EV maker Polestar announced a 54% revenue increase to $887 million for the fourth quarter. The company also reported a significantly narrowed net loss of $799 million, compared to $1.18 billion in the same period a year prior, reflecting successful cost-reduction strategies.
The improved results are attributed to a strategic pivot towards the European market, where demand for its electric vehicles remains robust. This focus comes as other key markets, including the United States, show slower growth. Polestar has aggressively cut costs, reducing its workforce and optimizing its supply chain.
Looking ahead, CEO Michael Lohscheller acknowledged that market conditions could become more challenging due to ongoing geopolitical developments. The company did not provide a detailed financial forecast but expects retail sales volume to grow at low-double-digit rates. Polestar is scheduled to release its first-quarter results on May 7.
Polestar's fourth-quarter performance showcases progress in profitability and revenue growth, driven by its Europe-centric strategy and stringent cost controls.

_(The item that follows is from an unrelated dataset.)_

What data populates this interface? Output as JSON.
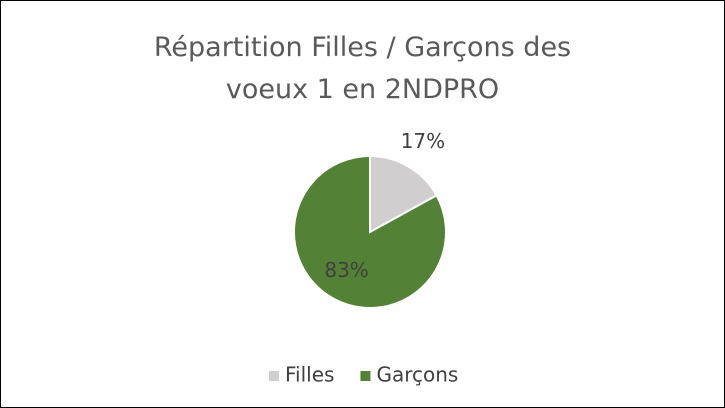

However, the company remains cautious about future market challenges and geopolitical uncertainties.
Q: What was Polestar's revenue in the fourth quarter?
A: Polestar's fourth-quarter revenue jumped 54% to $887 million.
Q: How did Polestar's profitability change?
A: The company's net loss narrowed to $799 million from $1.18 billion a year earlier, and its adjusted gross margin improved to 1.9% from negative 39%.